A team of researchers has used artificial intelligence to identify 303 previously undocumented Nazca geoglyphs in southern Peru, almost doubling the number of known figures in the region. The discovery offers new insight into the spatial organization, symbolism, and purpose of the Nazca Lines, a UNESCO World Heritage Site and one of the most studied archaeological landscapes in the world.
The findings result from a collaboration between Yamagata University and IBM Research, combining high-resolution aerial and drone imagery with deep learning algorithms. The research, published in PNAS, represents one of the most significant accelerations in archaeological documentation in recent decades, identifying in six months what previously took nearly a century of manual surveying.
Evidence for a Dual-Use Ritual Landscape
Among the 303 newly discovered geoglyphs, 81.6% depict human-related subjects—primarily humanoid figures, decapitated heads, and domesticated camelids. These differ significantly in style, size, and content from the previously known line-type geoglyphs, which often portray large stylized animals and geometric shapes stretching up to 90 meters in length.
The newly documented figures are classified as relief-type geoglyphs, constructed by removing dark surface stones to expose lighter ground beneath. They average approximately 9 meters in size and are often located within 43 meters of ancient walking trails.

This proximity supports the hypothesis that relief-type geoglyphs were intended for individual or small-group viewing during pedestrian travel, rather than for large-scale ceremonial use or aerial observation. By contrast, line-type geoglyphs are typically positioned near linear and trapezoidal formations associated with broader ceremonial routes and pilgrimage networks across the Nazca Pampa.
According to the study, the spatial and thematic differences between the two types suggest distinct purposes. Relief geoglyphs may have served to communicate localized cultural narratives or ritual functions, while line-type figures likely operated within a broader community-based ceremonial framework.
Deep Learning Model Enabled Scalable Archaeological Detection
The AI system developed for the project was designed to detect subtle ground disturbances across a 629 km² region. Using a model pre-trained on conventional photographic data, researchers fine-tuned it using aerial imagery of 406 known relief-type geoglyphs. The algorithm generated a geoglyph probability map by scanning the desert in overlapping 11×11-meter image tiles at a resolution of 5 meters.
From this, the system flagged 47,410 high-likelihood locations, which were manually reviewed. Field teams conducted ground-truthing between September 2022 and February 2023, confirming the existence of 303 new figurative geoglyphs and 42 additional geometric designs. The entire validation effort required 2,640 labor hours.

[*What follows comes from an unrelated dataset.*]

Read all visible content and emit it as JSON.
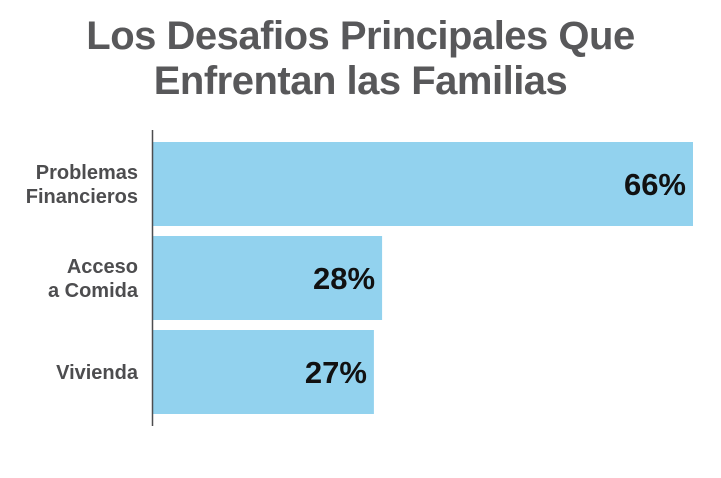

The model was particularly effective in detecting clustered geoglyphs, revealing narrative groupings that include symbolic depictions of human-animal interactions and decapitation scenes. These findings expand previous understandings of how iconography and spatial orientation functioned in Nazca visual culture.
The project demonstrates a scalable method for archaeological detection, particularly in environments where conventional surveys are limited by terrain, visibility, or preservation conditions. The team projects that at least 248 additional geoglyphs flagged by the AI remain unverified, and further discoveries are likely.
Implications for Cultural Interpretation and Preservation
The contrast in motif distribution is among the most significant outcomes of the study. Wild animals dominate line-type geoglyphs (64%), while relief-type figures show a complete absence of such motifs. Instead, relief designs frequently include human forms and decapitated heads, which researchers interpret as connected to ritual activity, sacrifice, or symbolic representation of power and status.
The difference in average placement distances—43 meters for relief-type geoglyphs from foot trails, and 34 meters for line-type figures from ceremonial geoglyph networks—further strengthens the argument for a dual-purpose ritual landscape.


Mapping these differences is now also a conservation priority. The Nazca Lines, though located in one of the driest deserts on Earth, face increasing risk from climate-related flash flooding, illegal vehicle incursions, and erosion. AI-assisted detection methods allow researchers to identify, document, and potentially protect fragile sites before they are lost.
Preservation also depends on the speed of documentation. As noted in the Yamagata University project overview, prior surveys identified approximately 430 figurative geoglyphs over the course of nearly 100 years. By contrast, the AI model helped discover 303 in less than half a year.
A Test Case for Digital Archaeology
This study provides a reference model for how AI and remote sensing can accelerate archaeological discovery in high-volume, low-contrast environments. It also raises the possibility of similar applications in other regions where ancient features may be obscured by vegetation, erosion, or scale.
The researchers emphasize that machine learning did not replace traditional methods, but rather enhanced fieldwork precision and reduced the time and resources needed for wide-area coverage.
The Nazca geoglyphs, dating back to at least the 1st century BCE, remain a key subject in the study of early Andean cultures. With over 1,000 candidate sites still awaiting verification and hundreds of partially mapped trails, this AI-enhanced survey represents only the initial phase of what could become the most comprehensive mapping of a ritual landscape in pre-Columbian South America.
For now, the integration of machine learning, archaeology, and field validation is redefining what is possible in the search for meaning beneath the surface—literally and methodologically.